A misdemeanor is defined as a lesser criminal act that is less severe than a felony and more severe than a regulatory offense. A misdemeanor is the United States of America is punishable by fines, probation, community service and up to twelve months incarceration. Misdemeanors are often classified into several categories based on the severity of the crime. This category system usually has dedicated punishments.
Being arrested for a misdemeanor may not mean a lengthy prison sentence, but it can seriously affect job prospects and certain civil privileges. For example, a school bus driver that gets his or her first DUI may be illegible for future licensing. It is important to seek proper legal counsel for misdemeanors, no matter how petty. Here are five common examples of misdemeanor offenses.
1. Petty Theft
Theft is an umbrella term that encompasses grand theft, petty theft, larceny, stealing, embezzlement and any other instance of taking someone’s property against their will. In most jurisdictions, petty theft is identified by a value amount. For example, petty theft in the state of Washington, California and most other states in the US is theft of under $500. Anything above that, which any Los Angeles or Seattle criminal lawyer will tell you, is classified as grand theft which can be a felony.
2. Public Intoxication
In some states, public intoxication is a misdemeanor. Public intoxication generally involves intoxicated individuals causing a disturbance in a private or public area. Intoxication can be caused by alcohol or drugs. Public intoxication or drunk disorderly conduct is dealt with on a state level, and because of this the penalties vary greatly. California and Kansas both consider public intoxication a misdemeanor, while Nevada and Montana have no public intoxication laws.
3. Simple Assault
Simple assault is a common example of a misdemeanor. Simple assault on police officers, elected officials and social workers are felonies, an exception to most simple assault laws. Simple assault is defined as assault without the intent of injury. An example of simple assault can be attempting to cause someone physical harm or simply invading someone’s personal space.
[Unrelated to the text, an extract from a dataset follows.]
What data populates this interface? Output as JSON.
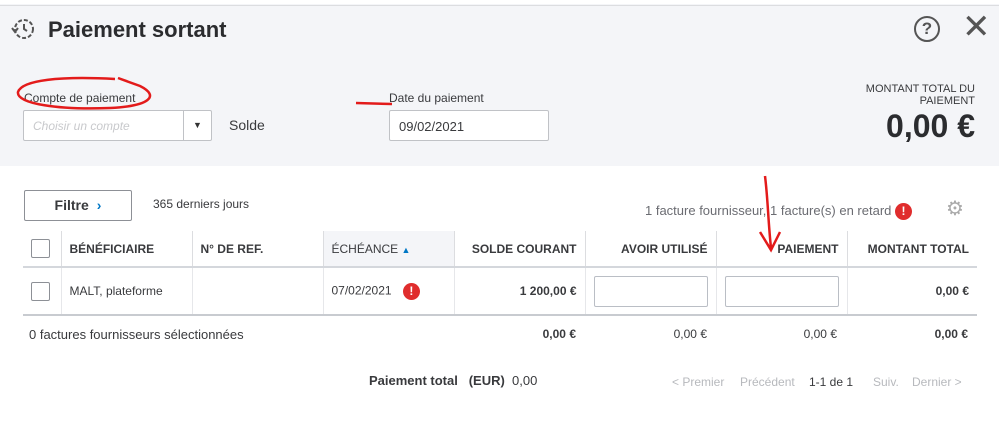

Trespassing is the act of someone unlawfully entering, walking on or living on private property. It is common to see “no trespassing” signs on places such as schools and private hunting grounds. Trespassing laws vary among jurisdiction, but are commonly found as misdemeanors. There are certain exceptions to trespassing laws including law enforcement, meter readers and government surveyors.
5. Indecent Exposure
Arguably the most varied misdemeanor is indecent exposure. Since the term “indecent” can mean many different things, it is up for the specific jurisdiction to enforce this misdemeanor. In Washington State, a Seattle criminal attorney would define indecent exposure as intentionally exposing his or her person to another with the knowledge that the action can cause reasonable alarm. Exposing yourself to a minor under the age of fourteen qualifies as gross misconduct, a felony.